La fine del terrore?
E sempre Djlas a documentarlo: nel ’47 in una riunione dei supremi organi del partito, a seguito delle lamentele slovene per il numero di fosse comuni che intralciavano i lavori agricoli, Tito diede disposizioni di porre termine all’eliminazione dei «nemici del popolo» senza processo alcuno.
Il terrore rivoluzionario era finito? Non per molto. Quando, sempre nel’47, ci sarà la rottura tra Tito e Stalin, quando quest’ultimo decreterà l’espulsione della Jugoslavia dal Cominform perchè rea di eccesso rivoluzionarismo, in quel momento scatterà un nuovo conflitto: la guerra tra Cominformisti e Titoisti.

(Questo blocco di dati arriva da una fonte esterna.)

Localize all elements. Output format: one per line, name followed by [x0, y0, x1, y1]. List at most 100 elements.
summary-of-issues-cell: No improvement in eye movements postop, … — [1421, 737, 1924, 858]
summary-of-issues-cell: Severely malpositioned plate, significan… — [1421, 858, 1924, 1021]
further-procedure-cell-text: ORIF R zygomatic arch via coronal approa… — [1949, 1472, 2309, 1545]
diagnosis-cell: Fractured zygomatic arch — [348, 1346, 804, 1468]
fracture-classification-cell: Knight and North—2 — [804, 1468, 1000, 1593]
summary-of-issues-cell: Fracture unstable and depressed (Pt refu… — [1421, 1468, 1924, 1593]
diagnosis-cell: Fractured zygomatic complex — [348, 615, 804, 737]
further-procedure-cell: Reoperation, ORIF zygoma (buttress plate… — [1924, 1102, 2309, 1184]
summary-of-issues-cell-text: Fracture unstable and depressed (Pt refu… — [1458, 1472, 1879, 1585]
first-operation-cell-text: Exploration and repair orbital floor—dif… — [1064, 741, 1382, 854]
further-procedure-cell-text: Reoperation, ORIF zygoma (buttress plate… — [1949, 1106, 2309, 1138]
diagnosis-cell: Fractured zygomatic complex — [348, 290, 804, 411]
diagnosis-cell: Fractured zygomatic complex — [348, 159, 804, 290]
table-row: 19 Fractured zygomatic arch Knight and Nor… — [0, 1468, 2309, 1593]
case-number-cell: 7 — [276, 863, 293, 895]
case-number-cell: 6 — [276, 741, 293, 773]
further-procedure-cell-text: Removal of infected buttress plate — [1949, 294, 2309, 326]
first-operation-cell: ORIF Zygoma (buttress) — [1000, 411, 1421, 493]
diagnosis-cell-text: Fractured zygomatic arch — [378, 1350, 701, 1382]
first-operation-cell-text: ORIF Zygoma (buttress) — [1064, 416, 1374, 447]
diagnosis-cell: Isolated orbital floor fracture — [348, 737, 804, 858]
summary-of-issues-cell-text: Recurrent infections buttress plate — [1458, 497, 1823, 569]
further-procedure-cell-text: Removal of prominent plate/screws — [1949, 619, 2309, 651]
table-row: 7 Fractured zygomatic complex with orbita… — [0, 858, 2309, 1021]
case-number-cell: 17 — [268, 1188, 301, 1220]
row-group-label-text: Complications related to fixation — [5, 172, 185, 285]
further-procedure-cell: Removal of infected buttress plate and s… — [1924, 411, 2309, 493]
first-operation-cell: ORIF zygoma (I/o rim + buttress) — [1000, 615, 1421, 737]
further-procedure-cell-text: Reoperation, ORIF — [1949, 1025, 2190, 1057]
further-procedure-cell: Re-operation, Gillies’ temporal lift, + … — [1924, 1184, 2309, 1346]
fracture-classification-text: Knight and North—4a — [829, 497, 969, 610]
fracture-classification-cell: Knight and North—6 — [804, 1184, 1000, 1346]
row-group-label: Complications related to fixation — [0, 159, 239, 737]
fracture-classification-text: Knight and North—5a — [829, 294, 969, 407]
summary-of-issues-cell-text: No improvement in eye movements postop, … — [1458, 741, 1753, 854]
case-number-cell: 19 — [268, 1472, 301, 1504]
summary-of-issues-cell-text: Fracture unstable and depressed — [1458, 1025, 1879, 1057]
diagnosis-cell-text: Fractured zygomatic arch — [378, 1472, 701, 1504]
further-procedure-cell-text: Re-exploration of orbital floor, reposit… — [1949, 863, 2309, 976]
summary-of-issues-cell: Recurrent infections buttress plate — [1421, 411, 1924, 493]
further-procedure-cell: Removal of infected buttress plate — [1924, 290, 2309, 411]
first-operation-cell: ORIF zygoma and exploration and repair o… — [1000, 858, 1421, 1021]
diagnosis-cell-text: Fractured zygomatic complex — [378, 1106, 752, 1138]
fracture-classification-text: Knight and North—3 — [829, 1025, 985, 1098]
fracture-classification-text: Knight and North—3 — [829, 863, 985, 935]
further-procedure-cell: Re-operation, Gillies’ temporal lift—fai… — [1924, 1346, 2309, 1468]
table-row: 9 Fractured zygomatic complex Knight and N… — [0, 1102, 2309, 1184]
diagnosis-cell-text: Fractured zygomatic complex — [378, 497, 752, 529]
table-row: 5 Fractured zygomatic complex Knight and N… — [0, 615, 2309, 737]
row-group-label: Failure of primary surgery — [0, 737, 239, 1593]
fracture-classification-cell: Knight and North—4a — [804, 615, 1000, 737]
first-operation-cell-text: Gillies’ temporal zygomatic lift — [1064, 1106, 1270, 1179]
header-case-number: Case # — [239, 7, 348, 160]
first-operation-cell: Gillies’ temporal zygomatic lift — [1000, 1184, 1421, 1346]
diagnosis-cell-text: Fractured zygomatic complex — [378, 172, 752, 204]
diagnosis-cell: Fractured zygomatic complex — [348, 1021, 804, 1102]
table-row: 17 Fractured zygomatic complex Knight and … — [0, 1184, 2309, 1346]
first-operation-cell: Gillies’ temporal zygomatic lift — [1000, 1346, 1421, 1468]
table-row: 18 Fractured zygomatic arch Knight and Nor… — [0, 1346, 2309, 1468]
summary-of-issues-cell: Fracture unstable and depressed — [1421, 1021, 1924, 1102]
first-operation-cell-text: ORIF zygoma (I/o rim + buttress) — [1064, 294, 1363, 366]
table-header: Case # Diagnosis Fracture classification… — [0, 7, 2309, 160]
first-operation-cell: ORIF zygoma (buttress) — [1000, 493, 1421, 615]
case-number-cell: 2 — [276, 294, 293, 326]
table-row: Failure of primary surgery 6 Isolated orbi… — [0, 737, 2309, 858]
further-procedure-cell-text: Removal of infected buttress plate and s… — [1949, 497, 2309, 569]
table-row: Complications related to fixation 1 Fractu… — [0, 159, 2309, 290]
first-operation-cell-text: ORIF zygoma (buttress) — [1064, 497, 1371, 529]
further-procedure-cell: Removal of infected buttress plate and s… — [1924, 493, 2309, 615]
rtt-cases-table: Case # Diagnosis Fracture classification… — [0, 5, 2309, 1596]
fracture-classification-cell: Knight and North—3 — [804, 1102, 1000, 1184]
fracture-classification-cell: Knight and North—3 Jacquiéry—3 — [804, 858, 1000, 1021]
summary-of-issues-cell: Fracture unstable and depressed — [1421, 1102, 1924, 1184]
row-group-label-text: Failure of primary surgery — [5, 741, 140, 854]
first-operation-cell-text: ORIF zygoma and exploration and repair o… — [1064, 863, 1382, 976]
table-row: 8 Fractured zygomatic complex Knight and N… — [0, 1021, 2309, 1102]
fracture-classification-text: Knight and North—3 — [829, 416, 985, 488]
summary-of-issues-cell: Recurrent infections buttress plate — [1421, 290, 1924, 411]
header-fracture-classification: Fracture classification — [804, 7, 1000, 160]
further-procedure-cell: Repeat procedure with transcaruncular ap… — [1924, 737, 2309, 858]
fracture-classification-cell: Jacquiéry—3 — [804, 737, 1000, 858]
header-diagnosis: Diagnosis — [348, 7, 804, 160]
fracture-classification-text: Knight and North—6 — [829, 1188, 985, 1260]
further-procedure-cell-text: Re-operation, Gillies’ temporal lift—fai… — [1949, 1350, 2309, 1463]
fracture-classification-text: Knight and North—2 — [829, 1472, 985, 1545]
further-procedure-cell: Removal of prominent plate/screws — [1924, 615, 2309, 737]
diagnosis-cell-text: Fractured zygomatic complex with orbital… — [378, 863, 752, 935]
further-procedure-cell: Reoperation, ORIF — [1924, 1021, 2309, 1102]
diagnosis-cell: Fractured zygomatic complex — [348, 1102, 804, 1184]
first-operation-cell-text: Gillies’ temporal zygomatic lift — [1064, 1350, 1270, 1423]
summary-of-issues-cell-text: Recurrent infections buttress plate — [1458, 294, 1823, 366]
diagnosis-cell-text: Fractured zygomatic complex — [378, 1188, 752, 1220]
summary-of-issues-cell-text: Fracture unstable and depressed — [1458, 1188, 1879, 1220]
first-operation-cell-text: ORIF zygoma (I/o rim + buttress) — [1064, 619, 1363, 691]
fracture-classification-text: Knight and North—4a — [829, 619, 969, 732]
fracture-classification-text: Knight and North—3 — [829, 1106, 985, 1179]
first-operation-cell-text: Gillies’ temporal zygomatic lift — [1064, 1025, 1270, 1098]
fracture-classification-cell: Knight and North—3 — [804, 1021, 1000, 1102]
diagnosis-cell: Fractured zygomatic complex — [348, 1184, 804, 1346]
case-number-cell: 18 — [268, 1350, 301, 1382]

Una guerra combattuta tutta tra Servizi: il KGB per Stalin, l’UBDA (erede dell’OZNA) per Tito.
Sarà una guerra nella quale Tito rimetterà in funzione tutto il suo sistema di terrore, simboleggiato tristemente del famoso lager dell’Isola Calva-Goli Otok dove finirono a centinaia gli accusati o sospettati di stalinismo.
Il conflitto avrà una conclusione con la morte di Stalin, nel marzo del ’53, ma conterà un numero ancora non quantificato di vittime.

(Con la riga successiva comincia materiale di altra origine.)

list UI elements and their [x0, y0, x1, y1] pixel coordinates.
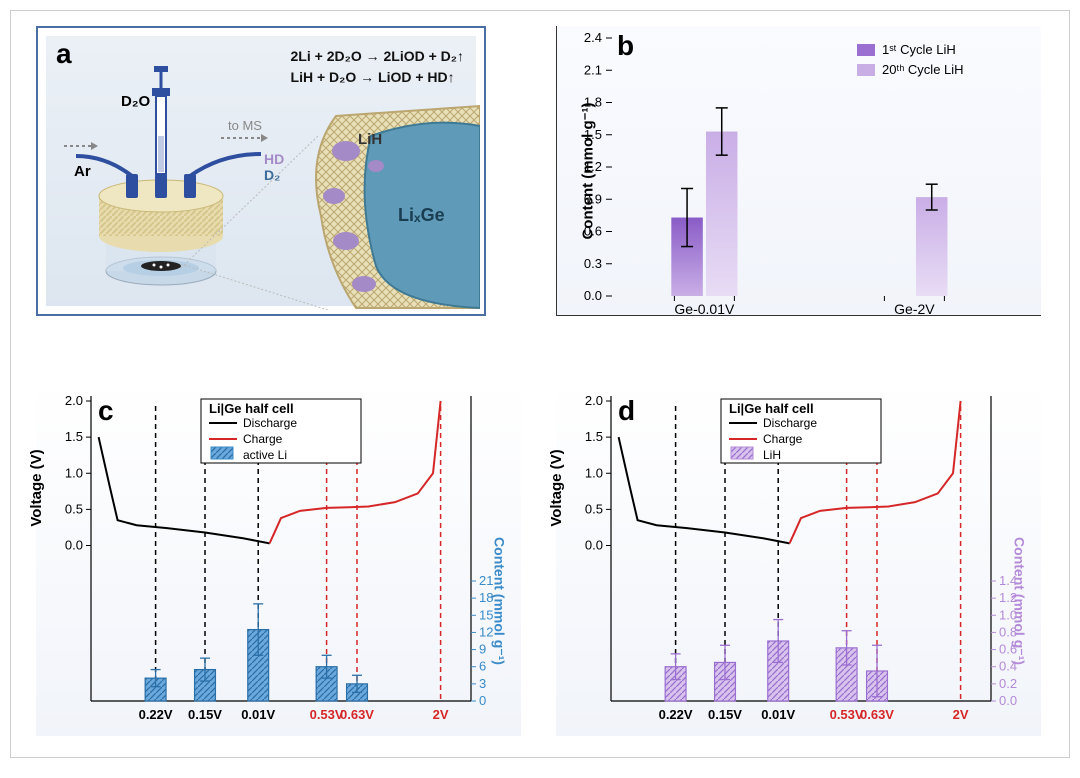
- svg-text:2.0: 2.0: [65, 393, 83, 408]
- panel-d-ylabel-right: Content (mmol g⁻¹): [1011, 537, 1028, 665]
- lixge-label: LiₓGe: [398, 205, 445, 225]
- panel-label-d: d: [618, 395, 635, 427]
- svg-text:Ge-2V: Ge-2V: [894, 301, 935, 317]
- panel-d-ylabel-left: Voltage (V): [548, 449, 565, 526]
- panel-label-a: a: [56, 38, 72, 70]
- svg-text:0: 0: [479, 693, 486, 708]
- svg-text:2.1: 2.1: [584, 62, 602, 77]
- svg-text:3: 3: [479, 676, 486, 691]
- svg-text:2.4: 2.4: [584, 30, 602, 45]
- svg-text:Charge: Charge: [763, 432, 803, 446]
- svg-text:Discharge: Discharge: [763, 416, 817, 430]
- svg-text:0.15V: 0.15V: [708, 707, 742, 722]
- svg-text:Ge-0.01V: Ge-0.01V: [674, 301, 735, 317]
- svg-text:0.22V: 0.22V: [659, 707, 693, 722]
- svg-text:0.15V: 0.15V: [188, 707, 222, 722]
- panel-b-chart: b Content (mmol g⁻¹) 0.00.30.60.91.21.51…: [556, 26, 1041, 316]
- lih-blob: [332, 141, 360, 161]
- svg-text:0.01V: 0.01V: [241, 707, 275, 722]
- panel-d-chart: d Voltage (V) Content (mmol g⁻¹) 0.00.51…: [556, 381, 1041, 736]
- panel-b-legend: 1ˢᵗ Cycle LiH 20ᵗʰ Cycle LiH: [857, 42, 964, 77]
- panel-label-b: b: [617, 30, 634, 62]
- svg-text:Discharge: Discharge: [243, 416, 297, 430]
- svg-text:0.5: 0.5: [585, 501, 603, 516]
- svg-text:0.63V: 0.63V: [860, 707, 894, 722]
- legend: Li|Ge half cellDischarge Charge LiH: [721, 399, 881, 463]
- svg-text:2.0: 2.0: [585, 393, 603, 408]
- svg-text:6: 6: [479, 659, 486, 674]
- ar-label: Ar: [74, 163, 91, 180]
- panel-b-ylabel: Content (mmol g⁻¹): [579, 102, 597, 239]
- panel-c-ylabel-right: Content (mmol g⁻¹): [491, 537, 508, 665]
- syringe-plunger: [152, 88, 170, 96]
- panel-c-ylabel-left: Voltage (V): [28, 449, 45, 526]
- svg-text:Li|Ge half cell: Li|Ge half cell: [729, 401, 814, 416]
- to-ms-label: to MS: [228, 118, 262, 133]
- svg-text:2V: 2V: [953, 707, 969, 722]
- panel-d-svg: 0.00.51.01.52.00.00.20.40.60.81.01.21.40…: [556, 381, 1041, 751]
- d2-label: D₂: [264, 167, 280, 183]
- schematic-svg: Ar D₂O to MS HD D₂ LiH LiₓGe: [46, 36, 480, 310]
- svg-text:0.01V: 0.01V: [761, 707, 795, 722]
- svg-text:0.0: 0.0: [584, 288, 602, 303]
- d2o-label: D₂O: [121, 93, 150, 110]
- panel-c-svg: 0.00.51.01.52.00369121518210.22V0.15V0.0…: [36, 381, 521, 751]
- svg-text:Li|Ge half cell: Li|Ge half cell: [209, 401, 294, 416]
- bar: [916, 197, 948, 296]
- svg-text:1.0: 1.0: [65, 465, 83, 480]
- port-left: [126, 174, 138, 198]
- panel-a-schematic: a 2Li + 2D₂O → 2LiOD + D₂↑ LiH + D₂O → L…: [36, 26, 486, 316]
- svg-text:1.0: 1.0: [585, 465, 603, 480]
- svg-text:1.5: 1.5: [585, 429, 603, 444]
- svg-text:Charge: Charge: [243, 432, 283, 446]
- svg-text:1ˢᵗ Cycle LiH: 1ˢᵗ Cycle LiH: [882, 42, 956, 57]
- panel-c-chart: c Voltage (V) Content (mmol g⁻¹) 0.00.51…: [36, 381, 521, 736]
- svg-text:0.22V: 0.22V: [139, 707, 173, 722]
- svg-text:0.2: 0.2: [999, 676, 1017, 691]
- svg-text:active Li: active Li: [243, 448, 287, 462]
- svg-text:0.0: 0.0: [585, 538, 603, 553]
- hd-label: HD: [264, 151, 284, 167]
- lih-label: LiH: [358, 131, 382, 148]
- svg-text:9: 9: [479, 642, 486, 657]
- svg-text:0.3: 0.3: [584, 256, 602, 271]
- svg-text:0.0: 0.0: [999, 693, 1017, 708]
- svg-text:0.53V: 0.53V: [310, 707, 344, 722]
- out-tube: [190, 154, 261, 176]
- svg-text:0.53V: 0.53V: [830, 707, 864, 722]
- svg-text:20ᵗʰ Cycle LiH: 20ᵗʰ Cycle LiH: [882, 62, 964, 77]
- panel-label-c: c: [98, 395, 114, 427]
- svg-text:1.5: 1.5: [65, 429, 83, 444]
- svg-text:0.0: 0.0: [65, 538, 83, 553]
- svg-text:0.5: 0.5: [65, 501, 83, 516]
- panel-b-svg: 0.00.30.60.91.21.51.82.12.4Ge-0.01VGe-2V…: [557, 26, 1042, 336]
- svg-text:2V: 2V: [433, 707, 449, 722]
- svg-text:LiH: LiH: [763, 448, 781, 462]
- legend: Li|Ge half cellDischarge Charge active Li: [201, 399, 361, 463]
- figure-grid: a 2Li + 2D₂O → 2LiOD + D₂↑ LiH + D₂O → L…: [10, 10, 1070, 758]
- bar: [706, 132, 738, 296]
- svg-text:0.63V: 0.63V: [340, 707, 374, 722]
- port-right: [184, 174, 196, 198]
- panel-a-bg: 2Li + 2D₂O → 2LiOD + D₂↑ LiH + D₂O → LiO…: [46, 36, 476, 306]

Un ultimo colpo di coda del sistema terroristico di Tito lo si avrà negli anni ’70, quando le richieste di libertà e di democrazia degli studenti e dei professori dell’università di Zagabria trovarono una repressione pesantissima, con decine, centinaia di carcerazioni.
Una vicenda pressocchè ignorata dalla pubblica opinione occidentale. Ne ha dato sofferta testimonianza Gabriella Chmet nel suo «La primavera di Zagabria» (Luglio Editore, 2022), una testimonianza veramente imperdibile.
Sarà l’ultimo exploit del terrorismo titoista, perchè il 4 maggio 1980 Josip Broz esalerà l’ultimo respiro e la pistola potrà così lasciare il suo comodino.